The general impression was that this conversation could easily have played out in a cigar-smoke filled club somewhere. A benevolent, collegial, non-committal chat amongst peers.

Then Chervel invited questions from the floor and things changed. One question about whether it was possible to install a GitHub repository for the humanities at the state library, made it obvious that most of the gentlemen on the podium were incapable of grasping such questions and that they had extremely little in common with the young scholars whose professional publishing career they were supposed to discuss. Just the odd silence following this question made the trip to Munich worthwhile!
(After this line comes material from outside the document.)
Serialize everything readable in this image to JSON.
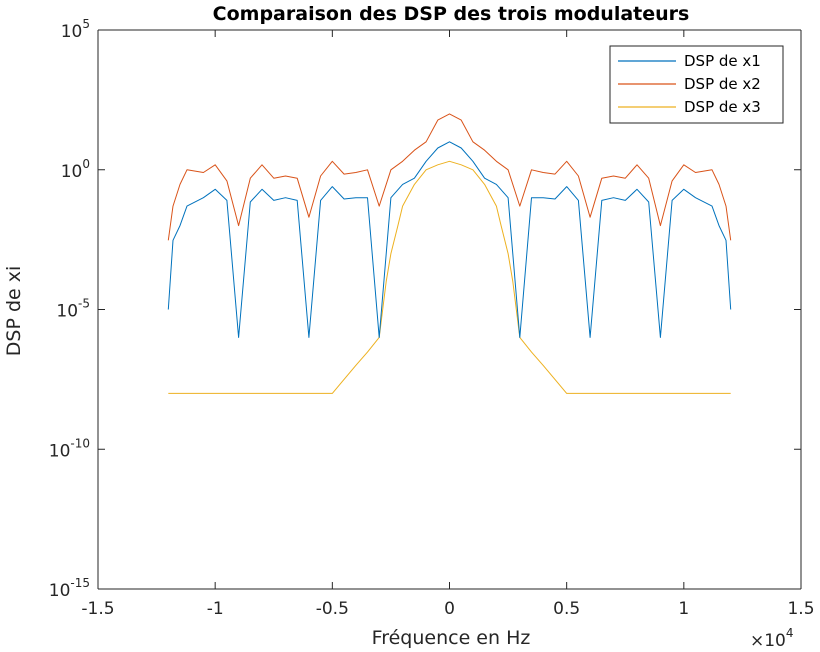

At the reception afterwards, one young art-historian mused: “What will they do, when they get hit by the wave of data and publication that is currently building momentum? They have no idea that it is coming their way!” She also told me that she and her colleagues (from a variety of disciplines) do not really want books anymore. Instead they are looking for communicative possibilities that allow for a completely new way of building knowledge with open review, possibilities of remixing, reusing, and expanding information in a variety of directions.

Despite the relatively superficial discussion, this event impressed me. Not for the things that were said – there was nothing new for me to learn – but because it was the first time that I witnessed with such clarity the considerable generational gap between most decision-makers who still think of e-mail and pdfs as newfangled communicative formats and those young scholars who are ready to altogether abandon linear narrative with its distinct authors and individual contribution to the field. In other words, the latter no longer wish to formulate their contribution to universal knowledge in that 600 year old genre that the former see as an indispensable hallmark of serious intellectual endeavor, which, should it bear the prestigious stamp of a recognizable publisher, must be “good”. This is is hard to swallow for a younger generation, whose research is often interdisciplinary and contributes to complex, digital information and research architecture not only with writing and data but also with coding. Try and explain such accomplishments to hiring panels that include decision makers who openly admit that they judge the quality of a young academic’s work at least partially by the name of the publisher who printed it.

Munich illustrated some strong positions on both sides of this generational divide. On the side of the establishment there is a significant fear-factor. Van der Lahr rightly pointed to some of the highly allergic reactions of (particularly smaller) publishers to the open access development because it may well become an existential threat to them. I also think that Schulze Wessel has a point with his great narrative needing an appropriate genre, although it certainly does not have to be a bound book. I do believe that building a linear argument, to support, sustain and prove it over the course of a long-form genre is a skill that is important for any academic. At the same time, there is no doubt whatever that the plethora of current digital humanities undertakings and explorations in new digital genres can be of indisputable scholarly merit and open up an entirely new way of creating and communicating knowledge. The only person at the table who was savvy enough to recognize this was Hubertus Kohle.

It will take academics like him to keep the conversation going. With a little less revolutionary fervor on the side of youth and a bit more openness, interest, and consideration on the side of an unknowing establishment, scholarly investigation in the humanities too will be able to create and appreciate a richer landscape of academic communication, a hybrid, if you will, that is truly worth building.  Munich’s discussion was an excellent start to the many discussions that are needed to get Germany’s humanities moving in the right direction.